I'm implementing a thread-safe "lazy-synchronized" Set as a linked list of nodes connected by shared_ptr's. The algorithm is from "The Art of Multiprocessor Programming". I'm adding an is_empty()
function that needs to be linearizable with the existing functions: contains(), add(), remove()
. In the code below, you can see remove
is a 2 step process. First it "lazy" marks the node by setting marked = nullptr
, then it physically moves the linked list next
pointers.
Modified classes to support is_empty()
template <class T>
class LazySet : public Set<T> {
public:
LazySet ();
bool contains (const T&) const;
bool is_empty () const;
bool add (const T&);
bool remove (const T&);
private:
bool validate(const std::shared_ptr<Node>&, const std::shared_ptr<Node>&);
class Node;
std::shared_ptr<Node> head;
std::shared_ptr<bool> counter; //note: type is unimportant, will never change true/fase
};
template <class T>
class LazySet<T>::Node {
public:
Node ();
Node (const T&);
T key;
std::shared_ptr<bool> marked; //assume initialized to = LazySet.counter
// nullptr means it's marked; otherwise unmarked
std::shared_ptr<Node> next;
std::mutex mtx;
};
Relevant modified methods to support is_empty
template <class T>
bool LazySet<T>::remove(const T& k) {
std::shared_ptr<Node> pred;
std::shared_ptr<Node> curr;
while (true) {
pred = head;
curr = atomic_load(&(head->next));
//Find window where key should be in sorted list
while ((curr) && (curr->key < k)) {
pred = atomic_load(&curr);
curr = atomic_load(&(curr->next));
}
//Aquire locks on the window, left to right locking prevents deadlock
(pred->mtx).lock();
if (curr) { //only lock if not nullptr
(curr->mtx).lock();
}
//Ensure window didn't change before locking, and then remove
if (validate(pred, curr)) {
if (!curr) { //key doesn't exist, do nothing
//## unimportant ##
} else { //key exists, remove it
atomic_store(&(curr->marked), nullptr); //logical "lazy" remove
atomic_store(&(pred->next), curr->next) //physically remove
(curr->mtx).unlock();
(pred->mtx).unlock();
return true;
}
} else {
//## unlock and loop again ##
}
}
}
template <class T>
bool LazySet<T>::contains(const T& k) const {
std::shared_ptr<Node> curr;
curr = atomic_load(&(head->next));
//Find window where key should be in sorted list
while ((curr) && (curr->key < k)) {
curr = atomic_load(&(curr->next));
}
//Check if key exists in window
if (curr) {
if (curr->key == k) { //key exists, unless marked
return (atomic_load(&(curr->marked)) != nullptr);
} else { //doesn't exist
return false;
}
} else { //doesn't exist
return false;
}
}
Node.marked
was originally a plain bool, and LazySet.counter
didn't exist. The choice to make them shared_ptrs was to be able to be able to atomically modify both a counter on the number of nodes and the lazy removal mark on the nodes. Modifying both simultaneously in remove()

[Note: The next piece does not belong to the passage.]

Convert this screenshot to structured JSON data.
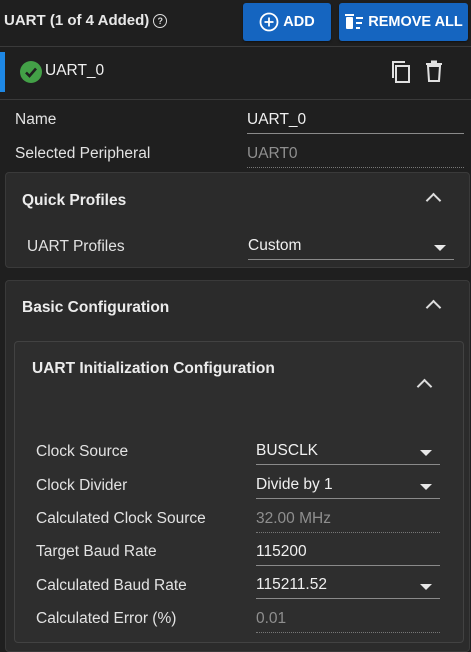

is necessary for is_empty()
to be linearizable with contains()
. (It can't be a separate bool mark and int counter without a double wide CAS or something.) I hope to implement the counter with shared_ptr's use_count()
function, but in multithreaded contexts it's only an approximation due to relaxed_memory_order
.
I know standalone fences are usually bad practice, and I'm not too familiar with using them. But if I implemented is_empty
like below, would the fences ensure it's no longer an approximation, but an exact value for a reliable counter?
template <class T>
bool LazySet<T>::is_empty() const {
// ## SOME FULL MEMORY BARRIER
if (counter.use_count() == 1) {
// ## SOME FULL MEMORY BARRIER
return true
}
// ## SOME FULL MEMORY BARRIER
return false
}
I only ask because LWG Issue 2776 says:
We can't make
use_count()
reliable without adding substantially more fencing.
// ## SOME FULL MEMORY BARRIER
if (counter.use_count() == 1) {
// ## SOME FULL MEMORY BARRIER
With an acquire fence before, you can make sure you can make sure you "see" the results of all the resets (including during assignment and destruction) of all owners in other threads. The acquire fence gives all following relaxed operation acquire semantics, preventing them from "fetching values in the future" (which is semantic insanity in any case and probably makes all programs formally UB).
(There is no meaningful fence that you could put after the call.)